Income taxes can be thought of as gradient regularizers. Basically limit the amount of weights accumulated per training session (wealth per tax year). Estate taxes can be thought of as weight regularizers (that occur once per lifetime). Maybe it would be more palatable as a tax on wealth yearly.

One of the ways that networks fail (and capitalism can fail) is with extreme values on weights (wealth) on small portions of the network.
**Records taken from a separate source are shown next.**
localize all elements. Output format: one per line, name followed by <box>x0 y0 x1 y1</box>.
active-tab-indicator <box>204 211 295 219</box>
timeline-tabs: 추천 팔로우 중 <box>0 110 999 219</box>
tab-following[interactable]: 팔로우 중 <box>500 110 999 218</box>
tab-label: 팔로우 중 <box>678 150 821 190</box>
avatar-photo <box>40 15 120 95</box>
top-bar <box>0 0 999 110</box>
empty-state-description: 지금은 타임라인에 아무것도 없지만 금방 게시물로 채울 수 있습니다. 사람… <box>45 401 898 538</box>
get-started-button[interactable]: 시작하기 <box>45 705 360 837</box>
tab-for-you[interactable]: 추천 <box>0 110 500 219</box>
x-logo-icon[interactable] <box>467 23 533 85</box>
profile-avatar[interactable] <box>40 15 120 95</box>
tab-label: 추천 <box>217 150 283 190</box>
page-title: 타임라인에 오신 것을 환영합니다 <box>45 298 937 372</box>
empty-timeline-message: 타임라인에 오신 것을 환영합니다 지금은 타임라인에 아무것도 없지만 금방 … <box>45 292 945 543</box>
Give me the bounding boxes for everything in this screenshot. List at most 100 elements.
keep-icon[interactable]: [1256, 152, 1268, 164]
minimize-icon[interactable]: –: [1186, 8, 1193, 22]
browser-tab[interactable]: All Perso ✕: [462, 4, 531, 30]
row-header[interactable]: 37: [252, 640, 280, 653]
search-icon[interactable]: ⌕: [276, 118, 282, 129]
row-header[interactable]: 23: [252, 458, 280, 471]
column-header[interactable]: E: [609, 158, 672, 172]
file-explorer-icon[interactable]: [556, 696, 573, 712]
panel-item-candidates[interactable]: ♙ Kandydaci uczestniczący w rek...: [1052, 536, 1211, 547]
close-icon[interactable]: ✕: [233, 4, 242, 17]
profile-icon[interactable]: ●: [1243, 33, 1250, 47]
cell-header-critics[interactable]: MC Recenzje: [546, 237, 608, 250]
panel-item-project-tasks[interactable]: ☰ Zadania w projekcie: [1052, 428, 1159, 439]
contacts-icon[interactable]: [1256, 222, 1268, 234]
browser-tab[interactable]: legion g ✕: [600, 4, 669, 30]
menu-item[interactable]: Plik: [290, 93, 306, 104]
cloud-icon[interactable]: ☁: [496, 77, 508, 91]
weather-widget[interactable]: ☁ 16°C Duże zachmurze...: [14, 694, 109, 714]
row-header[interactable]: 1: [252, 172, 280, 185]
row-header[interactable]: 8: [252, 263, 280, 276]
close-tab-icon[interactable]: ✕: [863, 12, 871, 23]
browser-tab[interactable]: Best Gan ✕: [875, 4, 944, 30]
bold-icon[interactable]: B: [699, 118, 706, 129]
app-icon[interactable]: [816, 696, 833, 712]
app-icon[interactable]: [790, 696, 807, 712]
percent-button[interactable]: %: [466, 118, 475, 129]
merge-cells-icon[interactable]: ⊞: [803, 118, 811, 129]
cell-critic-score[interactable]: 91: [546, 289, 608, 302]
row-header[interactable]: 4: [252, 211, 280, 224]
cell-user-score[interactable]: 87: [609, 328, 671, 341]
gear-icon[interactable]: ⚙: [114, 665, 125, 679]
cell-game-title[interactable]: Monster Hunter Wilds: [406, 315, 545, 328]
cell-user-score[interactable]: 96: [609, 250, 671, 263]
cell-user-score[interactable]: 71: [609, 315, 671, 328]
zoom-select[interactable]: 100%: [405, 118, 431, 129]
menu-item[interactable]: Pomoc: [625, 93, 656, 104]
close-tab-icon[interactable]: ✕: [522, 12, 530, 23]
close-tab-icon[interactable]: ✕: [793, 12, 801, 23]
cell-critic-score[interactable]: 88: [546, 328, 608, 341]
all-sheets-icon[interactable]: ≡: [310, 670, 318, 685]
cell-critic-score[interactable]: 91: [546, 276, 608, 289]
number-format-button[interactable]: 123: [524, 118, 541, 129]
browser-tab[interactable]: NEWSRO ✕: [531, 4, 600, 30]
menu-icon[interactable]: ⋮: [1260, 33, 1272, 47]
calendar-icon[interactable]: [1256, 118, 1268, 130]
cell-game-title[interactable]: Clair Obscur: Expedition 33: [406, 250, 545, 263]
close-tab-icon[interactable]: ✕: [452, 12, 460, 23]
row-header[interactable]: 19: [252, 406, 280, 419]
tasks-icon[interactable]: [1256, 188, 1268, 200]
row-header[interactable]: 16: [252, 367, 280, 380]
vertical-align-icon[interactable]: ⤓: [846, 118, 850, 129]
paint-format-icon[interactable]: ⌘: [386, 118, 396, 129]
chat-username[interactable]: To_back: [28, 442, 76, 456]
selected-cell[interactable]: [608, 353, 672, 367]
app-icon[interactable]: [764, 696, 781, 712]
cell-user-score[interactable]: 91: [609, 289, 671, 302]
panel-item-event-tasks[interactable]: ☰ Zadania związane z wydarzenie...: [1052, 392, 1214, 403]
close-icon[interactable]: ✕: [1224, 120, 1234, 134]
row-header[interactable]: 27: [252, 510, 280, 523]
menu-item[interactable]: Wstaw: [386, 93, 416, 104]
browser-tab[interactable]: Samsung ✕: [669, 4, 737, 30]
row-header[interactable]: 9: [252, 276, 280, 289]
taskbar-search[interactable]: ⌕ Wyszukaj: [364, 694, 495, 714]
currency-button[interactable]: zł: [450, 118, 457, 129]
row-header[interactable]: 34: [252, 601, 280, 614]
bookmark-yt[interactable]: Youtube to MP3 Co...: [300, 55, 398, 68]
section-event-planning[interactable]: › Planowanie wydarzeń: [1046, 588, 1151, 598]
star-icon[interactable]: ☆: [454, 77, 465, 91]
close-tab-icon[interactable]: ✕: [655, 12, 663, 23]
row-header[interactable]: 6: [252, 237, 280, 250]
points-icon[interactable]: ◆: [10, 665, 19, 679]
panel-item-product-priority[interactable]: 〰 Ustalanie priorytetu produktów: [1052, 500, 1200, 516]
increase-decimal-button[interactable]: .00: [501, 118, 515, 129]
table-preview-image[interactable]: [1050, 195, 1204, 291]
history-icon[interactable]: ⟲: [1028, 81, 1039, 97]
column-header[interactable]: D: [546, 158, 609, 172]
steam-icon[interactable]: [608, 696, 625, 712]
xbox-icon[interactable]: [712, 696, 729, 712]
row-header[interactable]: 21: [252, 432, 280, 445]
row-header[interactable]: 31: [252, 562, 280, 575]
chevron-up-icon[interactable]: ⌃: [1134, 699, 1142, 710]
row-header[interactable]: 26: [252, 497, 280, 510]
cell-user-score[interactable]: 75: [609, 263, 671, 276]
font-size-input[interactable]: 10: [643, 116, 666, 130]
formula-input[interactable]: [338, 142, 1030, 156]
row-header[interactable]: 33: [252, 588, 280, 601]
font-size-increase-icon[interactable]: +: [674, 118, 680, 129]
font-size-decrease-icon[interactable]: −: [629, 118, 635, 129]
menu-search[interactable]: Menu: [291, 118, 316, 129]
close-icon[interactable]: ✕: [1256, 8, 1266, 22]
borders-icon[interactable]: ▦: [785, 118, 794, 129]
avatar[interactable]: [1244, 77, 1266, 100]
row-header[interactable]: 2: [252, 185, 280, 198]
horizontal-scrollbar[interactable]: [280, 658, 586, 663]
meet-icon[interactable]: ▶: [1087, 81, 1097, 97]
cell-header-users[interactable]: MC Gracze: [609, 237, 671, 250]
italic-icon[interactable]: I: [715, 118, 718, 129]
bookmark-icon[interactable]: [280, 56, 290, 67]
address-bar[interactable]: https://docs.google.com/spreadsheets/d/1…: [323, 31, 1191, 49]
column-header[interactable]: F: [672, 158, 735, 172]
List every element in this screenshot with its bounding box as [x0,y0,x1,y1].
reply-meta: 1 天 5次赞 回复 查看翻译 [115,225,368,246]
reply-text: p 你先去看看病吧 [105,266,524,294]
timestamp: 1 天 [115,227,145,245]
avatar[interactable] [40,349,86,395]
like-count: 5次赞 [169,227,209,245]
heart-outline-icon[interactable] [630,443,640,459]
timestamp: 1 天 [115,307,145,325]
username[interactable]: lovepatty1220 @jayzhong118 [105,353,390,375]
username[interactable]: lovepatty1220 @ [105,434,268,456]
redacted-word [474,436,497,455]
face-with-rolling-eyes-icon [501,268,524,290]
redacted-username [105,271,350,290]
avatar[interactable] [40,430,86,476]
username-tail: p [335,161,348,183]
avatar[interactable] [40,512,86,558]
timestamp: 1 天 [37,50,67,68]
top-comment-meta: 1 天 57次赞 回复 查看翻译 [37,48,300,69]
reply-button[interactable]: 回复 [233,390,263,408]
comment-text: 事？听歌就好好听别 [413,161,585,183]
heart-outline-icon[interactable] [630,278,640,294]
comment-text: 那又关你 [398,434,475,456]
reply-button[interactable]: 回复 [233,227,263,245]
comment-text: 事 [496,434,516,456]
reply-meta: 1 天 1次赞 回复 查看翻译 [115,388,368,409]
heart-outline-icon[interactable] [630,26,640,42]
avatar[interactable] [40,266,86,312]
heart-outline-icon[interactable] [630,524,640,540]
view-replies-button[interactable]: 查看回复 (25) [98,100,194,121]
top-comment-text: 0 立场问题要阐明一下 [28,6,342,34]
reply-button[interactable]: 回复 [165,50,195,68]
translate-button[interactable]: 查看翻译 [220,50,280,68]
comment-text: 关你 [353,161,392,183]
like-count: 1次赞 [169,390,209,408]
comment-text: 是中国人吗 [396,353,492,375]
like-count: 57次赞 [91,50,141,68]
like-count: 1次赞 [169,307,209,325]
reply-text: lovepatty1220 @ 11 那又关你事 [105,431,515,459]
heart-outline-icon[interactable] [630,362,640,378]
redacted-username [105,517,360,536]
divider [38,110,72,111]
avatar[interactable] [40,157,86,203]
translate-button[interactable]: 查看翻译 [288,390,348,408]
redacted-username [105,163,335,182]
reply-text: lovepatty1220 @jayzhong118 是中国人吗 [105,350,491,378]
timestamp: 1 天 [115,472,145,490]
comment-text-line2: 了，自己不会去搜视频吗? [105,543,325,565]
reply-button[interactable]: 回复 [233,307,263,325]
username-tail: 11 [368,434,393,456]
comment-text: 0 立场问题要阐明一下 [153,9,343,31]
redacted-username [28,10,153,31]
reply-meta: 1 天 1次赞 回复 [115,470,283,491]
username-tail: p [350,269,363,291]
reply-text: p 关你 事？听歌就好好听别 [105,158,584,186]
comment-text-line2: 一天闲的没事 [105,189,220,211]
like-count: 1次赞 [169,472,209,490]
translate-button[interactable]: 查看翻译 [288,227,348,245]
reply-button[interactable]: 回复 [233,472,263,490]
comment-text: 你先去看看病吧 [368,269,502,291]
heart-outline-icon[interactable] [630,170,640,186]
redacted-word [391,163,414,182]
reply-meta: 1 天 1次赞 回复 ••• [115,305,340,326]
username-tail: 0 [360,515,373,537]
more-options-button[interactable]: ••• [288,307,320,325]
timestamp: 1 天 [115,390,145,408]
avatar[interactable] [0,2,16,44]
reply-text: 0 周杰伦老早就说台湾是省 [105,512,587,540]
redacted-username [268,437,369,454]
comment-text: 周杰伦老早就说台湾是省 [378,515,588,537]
There are ways to counter this on a neural network - some are heavy handed (l1, l2 regularization), but some are just clever without direct analogies (dropout, batch normalization, etc).

I wonder how the conversation would change if we had to calculate our income tax as a percentage of total wealth each tax year.


>We, as a society, want people to contribute the most that they can to the overall goals of humanity and capitalism acts as a vehicle for that.

For the point of view that it's not a very good vehicle at all, it's worth reading Oscar Widle's essay The Soul of Man Under Socialism, which is free to read online (of course!)

Here's a quick excerpt:

Now and then, in the course of the century, a great man of science, like Darwin; a great poet, like Keats; a fine critical spirit, like M. Renan; a supreme artist, like Flaubert, has been able to isolate himself, to keep himself out of reach of the clamorous claims of others, to stand ‘under the shelter of the wall,’ as Plato puts it, and so to realise the perfection of what was in him, to his own incomparable gain, and to the incomparable and lasting gain of the whole world. These, however, are exceptions. The majority of people spoil their lives by an unhealthy and exaggerated altruism – are forced, indeed, so to spoil them. They find themselves surrounded by hideous poverty, by hideous ugliness, by hideous starvation. It is inevitable that they should be strongly moved by all this.

If this is interesting, Kropotkin's The Conquest of Bread is also a really engaging read.


Worth pointing out, dead people have no assets to tax.. When a person dies, all of their debts and assets are transferred to a separate legal entity -- the estate. And no, the estate can't vote.


Old people always complaining about stuff they don't understand!


I don't understand why anyone would want telegraph neutrality stop


Would you please stop posting unsubstantive comments to HN? We're hoping for a higher quality level here.


zombie apocalypse, finally


Wow incredible.

Who would have thought the first time humanity would see large scale resurrections of the dead would be so that the corpses could post internet comments about how much they hate the idea of net neutrality and show their support and love for monopolies?

Simply amazing, I knew people would be passionate about net neutrality but I wouldn't have guessed it was powerful enough to resurrect the lifeless.

Do you think they will start using this technique in medicine soon? In the ER or hospitals? Imagine the amazing sequence of events:

"We're losing him, we're losing him... he just has no more will to live"

'No wait, give me that laptop.'

"He's dead, flatlined"

'SIR, SIR, HOW MUCH DO YOU HATE NET NEUTRALITY'

... grumble grumble.... beep beep beep beep

"Incredible! We have a pulse again!"

'SIR, DO YOU LOVE MONOPOLIES, YOU MUST COMMENT ON THE INTERNET ABOUT THIS, HERE TAKE THIS LAPTOP'

... beep beep beep beep beep beep beep .....

"I... am ... I do.... I do love... I.... I DO LOVE MONOPOLIES, I.... I DO HATE NET NEUTRALITY.... FINALLY... A REASON TO LIVE!! GIVE ME THAT LAPTOP NOW!!!!"